Don't they get it by now? That's no way to impress Wall Street.
So Ford Motor Co., on average, built an F-150 every 45 seconds last year. Who cares?
Nikola Motor, an electric vehicle startup named for the part of Nikola Tesla's name that Tesla didn't use, built zero production-ready trucks last year. It's still building zero today.
Now that's the kind of rock-solid consistency that investors can get behind. And did they ever last week, when Nikola's market cap surpassed that of Ford and Fiat Chrysler Automobiles.
Nikola has no sales, no revenue and nothing even remotely resembling profits. What it does have is founder Trevor Milton, with big ambitions, plenty of confidence and a Twitter account he used last week to share his views on "what legacy automakers don't understand."

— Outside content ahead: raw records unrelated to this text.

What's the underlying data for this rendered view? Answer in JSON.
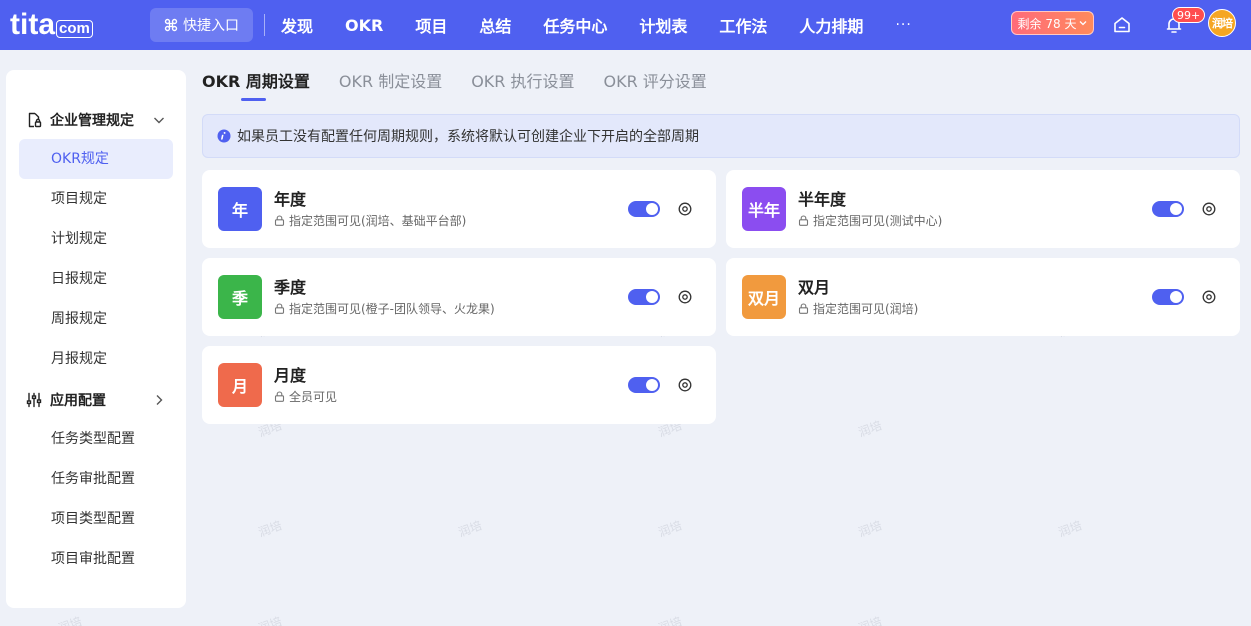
{
  "topbar": {
    "logo_main": "tita",
    "logo_suffix": "com",
    "quick_entry": "快捷入口",
    "nav": [
      "发现",
      "OKR",
      "项目",
      "总结",
      "任务中心",
      "计划表",
      "工作法",
      "人力排期"
    ],
    "more": "···",
    "trial_label": "剩余 78 天",
    "notification_badge": "99+",
    "avatar_text": "润培"
  },
  "sidebar": {
    "groups": [
      {
        "title": "企业管理规定",
        "items": [
          "OKR规定",
          "项目规定",
          "计划规定",
          "日报规定",
          "周报规定",
          "月报规定"
        ]
      },
      {
        "title": "应用配置",
        "items": [
          "任务类型配置",
          "任务审批配置",
          "项目类型配置",
          "项目审批配置"
        ]
      }
    ],
    "active_item": "OKR规定"
  },
  "tabs": [
    "OKR 周期设置",
    "OKR 制定设置",
    "OKR 执行设置",
    "OKR 评分设置"
  ],
  "notice": "如果员工没有配置任何周期规则，系统将默认可创建企业下开启的全部周期",
  "watermark": "润培",
  "periods": [
    {
      "tag": "年",
      "name": "年度",
      "scope": "指定范围可见(润培、基础平台部)",
      "color": "#4f60f0",
      "enabled": true
    },
    {
      "tag": "半年",
      "name": "半年度",
      "scope": "指定范围可见(测试中心)",
      "color": "#8b4df0",
      "enabled": true
    },
    {
      "tag": "季",
      "name": "季度",
      "scope": "指定范围可见(橙子-团队领导、火龙果)",
      "color": "#3bb54a",
      "enabled": true
    },
    {
      "tag": "双月",
      "name": "双月",
      "scope": "指定范围可见(润培)",
      "color": "#f19a3e",
      "enabled": true
    },
    {
      "tag": "月",
      "name": "月度",
      "scope": "全员可见",
      "color": "#ef6a4c",
      "enabled": true
    }
  ]
}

It's all straight from the Tesla playbook, right down to the name of the company. And why not? The strategy is working great for Tesla, which also has managed to avoid any direct link between its stock price and its financial performance.
Tesla shares last week topped $1,000 for the first time — quadruple their value a year ago — after it responded to Nikola's gangbusters public offering by saying it was close to building the semitruck it's long been talking about. Tesla CEO Elon Musk didn't exactly make production sound imminent — most components aside from the Nevada-built battery and powertrain would "probably" happen in other states, he said — but he still got the stock to jump.
Nikola plans to officially reveal its electric pickup, the Badger, and start taking preorders for it later this month. Milton, having already gotten his zero-revenue company to beat Ford in value, also is taking aim at Ford's most important vehicle.
"My goal is to take the throne from the Ford F-150," Milton, who shifted from CEO to executive chairman, told Yahoo Finance.
It's a long way from zero to No. 1 in the industry. But, rather than debate whether Nikola could actually do it, the reaction in Detroit should be: So what?
As Wall Street has made clear, nobody cares about sales.